ウスマン・センベーヌ『モーラーデ』(フランス・セネガル合作、2004年)

東京国際女性映画祭にて上映。セネガルイスラム系部族に残る女子割礼(陰核切除)をテーマとしている。
6歳から8歳ぐらいとおぼしき女の子たち4人がコレの家に逃げてくる。陰核切除の手術をいやがったため。女の子たちは集団で切除をほどこす赤い衣の女たちのもとに連行されるが、出血のため、そのうち何割かは死んでゆく。コレの二人の娘もそうであり、唯一残ったアムトゥサの手術も拒絶した。手術を受けていない娘はビラコロと呼ばれ、結婚相手が見つからない。
古くから伝えられるイスラムの教えとして娘たちの陰核切除を強要する集落。男子の割礼と違っているのは、男子の場合、成長の暁にはそうなるかたちを施すのに対し、女子の場合は本来あるべき器官をまるごと切り取ってしまう点、性的快感を奪う点にあるだろう。
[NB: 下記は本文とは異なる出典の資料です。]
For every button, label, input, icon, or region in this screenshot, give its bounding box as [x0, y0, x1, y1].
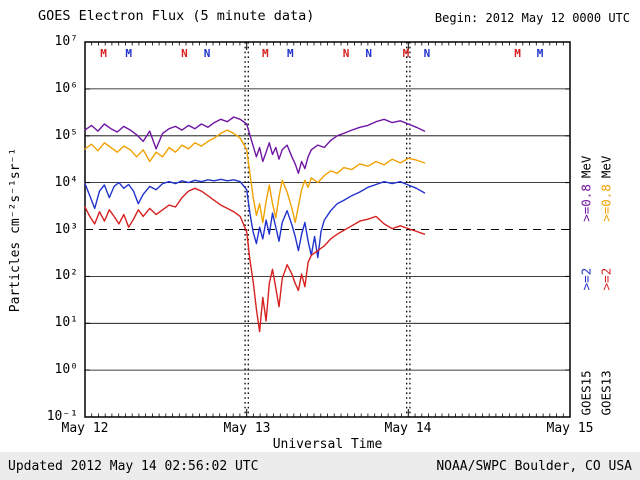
- y-tick-label: 10⁴: [54, 175, 78, 190]
- noon-midnight-marker-M: M: [262, 47, 269, 60]
- x-tick-label: May 12: [61, 421, 109, 436]
- noon-midnight-marker-N: N: [365, 47, 372, 60]
- y-tick-label: 10⁵: [54, 128, 78, 143]
- legend-goes13-2mev-label: >=2: [598, 267, 614, 291]
- begin-time-label: Begin: 2012 May 12 0000 UTC: [434, 11, 630, 25]
- series-goes15-0.8mev: [84, 116, 426, 175]
- legend-goes15-mev-unit: MeV: [578, 155, 594, 179]
- noon-midnight-marker-N: N: [204, 47, 211, 60]
- noon-midnight-marker-M: M: [403, 47, 410, 60]
- noon-midnight-marker-M: M: [514, 47, 521, 60]
- noon-midnight-marker-N: N: [181, 47, 188, 60]
- y-tick-label: 10³: [54, 222, 78, 237]
- series-goes13-2mev: [84, 187, 426, 333]
- legend-goes15-label: GOES15: [578, 370, 594, 416]
- x-tick-label: May 14: [384, 421, 432, 436]
- y-tick-label: 10⁷: [54, 34, 78, 49]
- legend-goes15-08mev-label: >=0.8: [578, 184, 594, 222]
- x-tick-label: May 15: [546, 421, 594, 436]
- legend-goes13-label: GOES13: [598, 370, 614, 416]
- plot-border: [84, 41, 571, 418]
- noon-midnight-marker-M: M: [125, 47, 132, 60]
- legend-goes15: GOES15 >=2 >=0.8 MeV: [579, 136, 594, 416]
- series-goes15-2mev: [84, 178, 426, 259]
- y-axis-title: Particles cm⁻²s⁻¹sr⁻¹: [8, 147, 23, 313]
- noon-midnight-marker-N: N: [343, 47, 350, 60]
- page-title: GOES Electron Flux (5 minute data): [38, 8, 315, 24]
- x-tick-label: May 13: [223, 421, 271, 436]
- y-tick-label: 10²: [54, 268, 78, 283]
- credit-label: NOAA/SWPC Boulder, CO USA: [436, 459, 632, 474]
- legend-goes13: GOES13 >=2 >=0.8 MeV: [599, 136, 614, 416]
- updated-timestamp: Updated 2012 May 14 02:56:02 UTC: [8, 459, 259, 474]
- legend-goes13-mev-unit: MeV: [598, 155, 614, 179]
- noon-midnight-marker-M: M: [537, 47, 544, 60]
- noon-midnight-marker-M: M: [287, 47, 294, 60]
- y-tick-label: 10¹: [54, 315, 78, 330]
- legend-goes15-2mev-label: >=2: [578, 267, 594, 291]
- x-axis-title: Universal Time: [272, 437, 383, 452]
- noon-midnight-marker-M: M: [100, 47, 107, 60]
- footer-band: [0, 452, 640, 480]
- y-tick-label: 10⁶: [54, 81, 78, 96]
- series-goes13-0.8mev: [84, 129, 426, 224]
- y-tick-label: 10⁰: [54, 362, 78, 377]
- noon-midnight-marker-N: N: [424, 47, 431, 60]
- y-tick-label: 10⁻¹: [46, 409, 78, 424]
- legend-goes13-08mev-label: >=0.8: [598, 184, 614, 222]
「第二夫人」コレの苦痛に耐えながらの性交シーンは女児の悲鳴にかぶさり、痛々しい。
以前、人類学者が「女子割礼は批判されてるけど性別をはっきりさせるという意味だと思うんだよね」といっていて、人類学は所詮対象を対象としか見ないのだとショックを受けたことを思い出す。ここまで大きな苦痛より伝統文化が優先されていいはずはない。
女たちがよけいな情報をもつことを苦々しく思う村長一味は、すべての女からラジオを奪う。夫の沽券を理由に娘たちをすべて出せと迫られ、コレが夫から鞭打たれるシーンはあまりに残酷(会場ではすすり泣き。普通の人より泣きやすい私はなおさら)。男などすべからく絶滅するがよいと思わず激してしまうが、まあ、これは物語なんだから、と自分を抑える。というか、切除そのものを施すのは赤い衣の女群なのである(ヘアバンドの宝貝の飾りは女陰の象徴なのだろうか)。
それにしてもさすがセネガルは着倒れの国。黄色い土の家屋に鮮やかなグリーンや藍色や濃い黄色や赤や藤色の衣装が美しい。家屋をうろつく可愛い子ヤギやきれいな甕や臼やバケツ。女たちの華やかさが陰惨さを救っている。結局、最後は産む者としての女性賛歌の大合唱で終わるところはつくづくアフリカ的であると思ったが。